Every malignant tumor has a unique spectrum of genomic alterations including numerous protein mutations. There are also hundreds of personal germline variants to be taken into account. The combinatorial diversity of potential cancer-driving events limits the applicability of statistical methods to determine tumor-specific "driver" alterations among an overwhelming majority of "passengers". An alternative approach to determining driver mutations is to assess the functional impact of mutations in a given tumor and predict drivers based on a numerical value of the mutation impact in a particular context of genomic alterations.

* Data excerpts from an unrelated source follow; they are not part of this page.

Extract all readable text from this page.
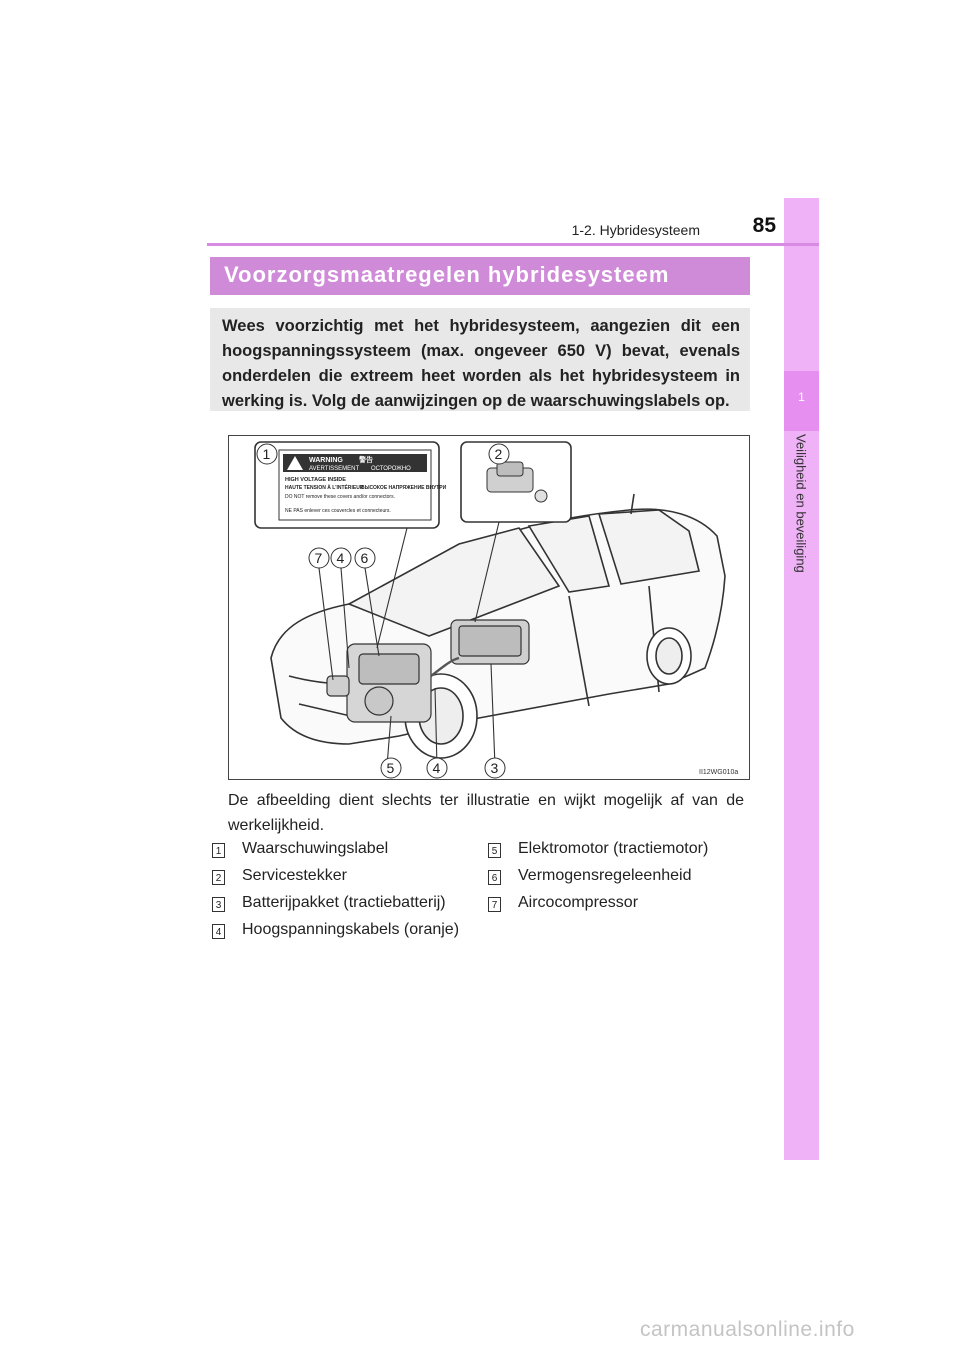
1
Veiligheid en beveiliging
1-2. Hybridesysteem	85
Voorzorgsmaatregelen hybridesysteem
Wees voorzichtig met het hybridesysteem, aangezien dit een hoogspanningssysteem (max. ongeveer 650 V) bevat, evenals onderdelen die extreem heet worden als het hybridesysteem in werking is. Volg de aanwijzingen op de waarschuwingslabels op.
WARNING 警告
AVERTISSEMENT ОСТОРОЖНО
HIGH VOLTAGE INSIDE
HAUTE TENSION À L'INTÉRIEUR
ВЫСОКОЕ НАПРЯЖЕНИЕ ВНУТРИ
DO NOT remove these covers and/or connectors.
NE PAS enlever ces couvercles et connecteurs.
1	2
7 4 6
5	4	3	II12WG010a
De afbeelding dient slechts ter illustratie en wijkt mogelijk af van de werkelijkheid.
1 Waarschuwingslabel
2 Servicestekker
3 Batterijpakket (tractiebatterij)
4 Hoogspanningskabels (oranje)
5 Elektromotor (tractiemotor)
6 Vermogensregeleenheid
7 Aircocompressor
carmanualsonline.info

Recently, we introduced a functional impact score, which assesses the mutation impact by the value of entropic disordering of the evolutionary conservation patterns in proteins. The functional impact score separates disease-associated variants from benign polymorphisms with an accuracy of ~80%. Can the score be used to identify functionally important non-recurrent cancer-driver mutations? Assuming that cancer-drivers are positively selected in tumor evolution, we investigated how the functional impact score correlates with key features of natural selection in cancer, such as the non-uniformity of distribution of mutations, the frequency of affected tumor suppressors and oncogenes, the frequency of concurrent alterations in regions of heterozygous deletions and copy gain; as a control, we used presumably non-selected silent mutations. Using mutations of six cancers studied in TCGA projects, we found that predicted high-scoring functional mutations as well as truncating mutations tend to be evolutionarily selected as compared to low-scoring and silent mutations. This result justifies prediction of mutations-drivers using a shorter list of predicted high-scoring functional mutations, rather than the "long tail" of all mutations.